Edgar

I must say I was disappointed.  I would be interested in your thoughts.

  1. Edgar (Leonardo DiCaprio, Naomi Watts, Judi Dench, Armie Hammer) – Clint Eastwood directed the best bio-pic actor in Hollywood, Leonardo DiCaprio, as a brooding, haunted J. Edgar Hoover.  One of the most intriguing personalities of the 20thcentury, Hoover served as head of the FBI (and its predecessors) for eight presidents.  No one ever served at such a high level in history, and chance are, Hoover wouldn’t have either has he not had the goods on most of them.  That is the implication of the film, which alternates between Hoover’s early days in the ‘30s fighting organized crime and his last days in the Nixon era.  A shoo-in for an Oscar nod for Best Make-Up, J. Edgarwill likely also garner an Oscar bid for Leo.

 

The movie, however, is a bit of a snoozer, at least to me.  It is dialogue-heavy, even dialogue boring.  I had hoped to find out more about Hoover’s experience with the Presidents he served or, perhaps, more about the Kennedy assassination, the vendetta he seemed to wage against Martin Luther King, or his extensive use of wiretaps.  But while these topics were all touched, they were largely sacrificed to a director and writer hell-bent on getting us more into Hoover’s psyche than his work.

 

We spend an interminable amount of time on his relationships with three people: his deputy and love, Clyde Tolson (Armie Hammer, in a likely Oscs\ar-worthy performance); his mother (Judy Dench), the only woman Hoover ever loved; and his secretary, Helen Gandy (Naomi Watts, in an exceptionally unglamorous and layered performance).
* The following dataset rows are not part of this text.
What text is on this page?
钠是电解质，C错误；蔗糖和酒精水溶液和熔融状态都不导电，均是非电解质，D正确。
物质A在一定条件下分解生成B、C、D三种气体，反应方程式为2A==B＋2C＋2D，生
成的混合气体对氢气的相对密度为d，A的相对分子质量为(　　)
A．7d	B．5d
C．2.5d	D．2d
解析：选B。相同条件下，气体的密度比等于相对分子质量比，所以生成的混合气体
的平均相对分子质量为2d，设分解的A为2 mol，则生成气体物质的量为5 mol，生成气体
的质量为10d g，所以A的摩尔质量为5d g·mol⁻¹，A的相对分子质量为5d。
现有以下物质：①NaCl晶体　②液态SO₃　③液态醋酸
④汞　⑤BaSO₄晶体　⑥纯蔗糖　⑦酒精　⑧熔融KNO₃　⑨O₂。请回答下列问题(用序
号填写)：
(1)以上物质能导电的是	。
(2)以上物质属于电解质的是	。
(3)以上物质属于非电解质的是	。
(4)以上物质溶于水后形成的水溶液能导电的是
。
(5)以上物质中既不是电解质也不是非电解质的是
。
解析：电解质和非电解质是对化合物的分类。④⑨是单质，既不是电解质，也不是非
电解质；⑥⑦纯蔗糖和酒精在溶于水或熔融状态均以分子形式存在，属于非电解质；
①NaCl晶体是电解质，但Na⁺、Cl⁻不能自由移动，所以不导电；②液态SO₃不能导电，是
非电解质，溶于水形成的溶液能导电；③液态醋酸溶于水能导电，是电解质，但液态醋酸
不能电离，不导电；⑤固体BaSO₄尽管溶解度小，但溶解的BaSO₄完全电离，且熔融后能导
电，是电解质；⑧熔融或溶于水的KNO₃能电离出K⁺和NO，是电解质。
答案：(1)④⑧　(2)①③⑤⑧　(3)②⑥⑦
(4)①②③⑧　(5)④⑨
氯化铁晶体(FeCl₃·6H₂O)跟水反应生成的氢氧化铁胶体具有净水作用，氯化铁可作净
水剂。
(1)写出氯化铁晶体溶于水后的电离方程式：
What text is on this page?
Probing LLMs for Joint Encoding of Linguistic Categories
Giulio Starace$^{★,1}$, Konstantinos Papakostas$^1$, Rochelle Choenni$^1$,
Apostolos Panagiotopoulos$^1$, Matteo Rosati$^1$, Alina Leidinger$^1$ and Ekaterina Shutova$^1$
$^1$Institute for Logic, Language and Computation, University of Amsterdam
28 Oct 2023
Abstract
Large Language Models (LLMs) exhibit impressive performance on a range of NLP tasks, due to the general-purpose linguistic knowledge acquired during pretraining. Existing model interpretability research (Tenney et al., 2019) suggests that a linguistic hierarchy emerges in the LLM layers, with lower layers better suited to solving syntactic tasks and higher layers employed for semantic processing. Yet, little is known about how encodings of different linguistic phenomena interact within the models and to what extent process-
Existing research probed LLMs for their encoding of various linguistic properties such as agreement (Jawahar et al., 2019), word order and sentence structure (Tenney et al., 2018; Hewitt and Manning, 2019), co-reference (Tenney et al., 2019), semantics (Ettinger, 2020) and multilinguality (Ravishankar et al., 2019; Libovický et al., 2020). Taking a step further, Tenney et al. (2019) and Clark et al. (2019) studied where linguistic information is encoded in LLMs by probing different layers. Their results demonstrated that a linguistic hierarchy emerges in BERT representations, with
The Hoover-Tolson relationship is the great irony of Hoover’s life since J. Edgar’s dirty closet was as full as any of the politicians on whom he kept secret files.  Eastwood’s Hoover is a true mama’s boy but Dench is merely along for the ride here.  Hoover and Gandy started as a date but she was disinterested and he was, well, not oriented that way.  So she became his most loyal servant, the original Rose Mary Woods who allegedly shred the files rather than erased the tape.

 

The Eastwood soundtrack is typically piano-heavy and plodding, which also tends to lull you to sleep.  The pace is slow, too.  But this is a biography, not a drama.  Next year, we get Spielberg’s Abraham Lincoln and that will not be boring, I predict.  DiCaprio’s Howard Hughes had the advantage of Scorsese’s sense of period and ambiance.  Eastwood has little of either and his film suffers as a result, even if the performances shine.